Number of days on KD after start protocol treatment
- Compliance to the KD reflected in adequate and stable ketosis (3-4 mmol/l).
- Number of withdrawals or not reaching ketosis <3 mmol/L during the first 10 days of the KD
Overall survival (OS) defined as time from diagnosis till date of death
- Progression free survival (PFS) defined as time from diagnosis till tumor progression or death (whichever comes first).
- Evaluation of neurological functioning will be evaluated by using the Vineland behavior scale (Appendix H) at baseline and at end of protocol treatment.
- A questionnaire for the patients and caretakers on the manner of coping with the diet in daily practice will be filled out by the patient and by the partner/family member at baseline, after 8 weeks and at the end of protocol treatment.
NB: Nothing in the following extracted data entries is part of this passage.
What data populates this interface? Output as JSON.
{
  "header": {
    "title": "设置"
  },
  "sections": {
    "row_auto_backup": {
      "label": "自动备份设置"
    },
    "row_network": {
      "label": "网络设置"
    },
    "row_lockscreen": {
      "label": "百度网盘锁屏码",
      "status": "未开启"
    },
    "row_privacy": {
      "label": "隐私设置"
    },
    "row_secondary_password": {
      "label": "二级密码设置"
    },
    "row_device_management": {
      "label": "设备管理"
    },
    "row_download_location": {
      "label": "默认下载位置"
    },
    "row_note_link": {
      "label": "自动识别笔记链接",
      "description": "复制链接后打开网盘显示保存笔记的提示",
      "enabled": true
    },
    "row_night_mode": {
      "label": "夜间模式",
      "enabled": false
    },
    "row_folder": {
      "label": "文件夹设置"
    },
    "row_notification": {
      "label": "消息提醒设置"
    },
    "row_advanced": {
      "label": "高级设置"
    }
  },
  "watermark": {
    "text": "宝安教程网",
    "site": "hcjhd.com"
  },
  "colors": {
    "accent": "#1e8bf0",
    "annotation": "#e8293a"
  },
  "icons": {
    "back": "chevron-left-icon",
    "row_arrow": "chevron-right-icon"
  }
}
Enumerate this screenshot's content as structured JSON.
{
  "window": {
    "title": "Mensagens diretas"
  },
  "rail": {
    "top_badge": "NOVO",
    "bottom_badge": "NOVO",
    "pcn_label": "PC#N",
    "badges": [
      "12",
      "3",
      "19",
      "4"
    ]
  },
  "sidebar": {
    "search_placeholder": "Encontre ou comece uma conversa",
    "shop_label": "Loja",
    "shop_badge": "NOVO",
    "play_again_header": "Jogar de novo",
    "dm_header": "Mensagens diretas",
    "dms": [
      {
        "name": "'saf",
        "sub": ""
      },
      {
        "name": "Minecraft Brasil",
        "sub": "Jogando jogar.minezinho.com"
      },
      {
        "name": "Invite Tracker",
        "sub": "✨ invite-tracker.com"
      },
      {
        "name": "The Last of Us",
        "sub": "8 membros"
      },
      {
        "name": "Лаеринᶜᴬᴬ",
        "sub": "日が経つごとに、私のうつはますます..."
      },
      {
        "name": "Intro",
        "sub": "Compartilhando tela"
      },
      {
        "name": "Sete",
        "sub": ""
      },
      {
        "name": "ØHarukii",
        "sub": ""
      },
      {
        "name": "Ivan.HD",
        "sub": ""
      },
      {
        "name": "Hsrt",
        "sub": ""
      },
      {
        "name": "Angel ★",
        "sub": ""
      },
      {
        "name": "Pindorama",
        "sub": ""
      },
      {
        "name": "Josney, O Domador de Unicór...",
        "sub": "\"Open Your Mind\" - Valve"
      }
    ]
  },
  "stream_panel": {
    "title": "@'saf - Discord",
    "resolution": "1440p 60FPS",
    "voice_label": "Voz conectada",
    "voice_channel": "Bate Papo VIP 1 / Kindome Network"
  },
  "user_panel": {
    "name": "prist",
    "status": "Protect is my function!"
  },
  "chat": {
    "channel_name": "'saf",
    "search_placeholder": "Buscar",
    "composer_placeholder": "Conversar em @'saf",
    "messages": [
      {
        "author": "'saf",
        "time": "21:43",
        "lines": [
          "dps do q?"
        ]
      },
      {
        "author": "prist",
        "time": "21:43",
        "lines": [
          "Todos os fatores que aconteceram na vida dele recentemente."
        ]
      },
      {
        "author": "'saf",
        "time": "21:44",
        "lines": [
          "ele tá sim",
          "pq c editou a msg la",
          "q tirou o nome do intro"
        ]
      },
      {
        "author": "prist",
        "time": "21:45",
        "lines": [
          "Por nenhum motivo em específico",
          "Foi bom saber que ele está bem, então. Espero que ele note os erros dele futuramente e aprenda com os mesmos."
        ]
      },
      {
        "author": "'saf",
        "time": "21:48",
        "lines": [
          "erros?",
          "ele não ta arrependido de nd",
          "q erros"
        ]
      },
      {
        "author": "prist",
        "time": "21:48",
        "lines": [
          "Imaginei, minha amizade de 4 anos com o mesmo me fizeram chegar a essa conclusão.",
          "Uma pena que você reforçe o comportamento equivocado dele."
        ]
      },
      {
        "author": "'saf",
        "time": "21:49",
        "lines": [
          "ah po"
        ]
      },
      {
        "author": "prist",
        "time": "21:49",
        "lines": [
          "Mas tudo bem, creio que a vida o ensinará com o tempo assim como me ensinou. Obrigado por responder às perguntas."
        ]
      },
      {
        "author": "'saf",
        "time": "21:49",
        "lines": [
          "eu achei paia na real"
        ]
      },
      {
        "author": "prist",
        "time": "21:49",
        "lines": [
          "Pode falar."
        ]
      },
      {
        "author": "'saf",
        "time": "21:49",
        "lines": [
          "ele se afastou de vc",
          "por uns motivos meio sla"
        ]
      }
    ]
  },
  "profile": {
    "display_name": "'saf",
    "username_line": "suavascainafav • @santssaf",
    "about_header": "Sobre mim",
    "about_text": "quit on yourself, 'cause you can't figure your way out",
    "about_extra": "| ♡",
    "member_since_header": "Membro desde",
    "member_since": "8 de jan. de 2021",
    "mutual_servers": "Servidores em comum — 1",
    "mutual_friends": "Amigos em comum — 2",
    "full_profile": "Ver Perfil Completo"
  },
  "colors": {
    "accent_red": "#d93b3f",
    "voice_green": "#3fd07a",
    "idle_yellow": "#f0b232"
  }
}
- Toxicity (i.e. adverse events CTCAE grade ¡Ý 2).
Glioblastoma Multiforme is a malignant brain tumor with grim prognosis. Median survival after standard treatment with surgery, radiotherapy and chemotherapy is only 15 months. Therapeutic drugs have been developed, but they were unable to prolong survival in the past decades. We intend to explore the safety and feasibility of an interesting novel strategy, that is the ketogenic diet (a high fat and low carbohydrate diet) that deregulates the metabolism of cancer cells but not of non-neoplastic cells. High-grade gliomas are known for their high glucose consumption and deprivation of glucose could eventually lead to tumor cell death. Hence, the ketogenic diet could be promising in conjunction with the standard radiotherapy and chemotherapy for the treatment of malignant brain tumors. We will treat 12 adult patients with Gliobastoma Multiforme with Ketogenic Diet for 14 weeks as add on therapy to standard chemo-radiation treatment.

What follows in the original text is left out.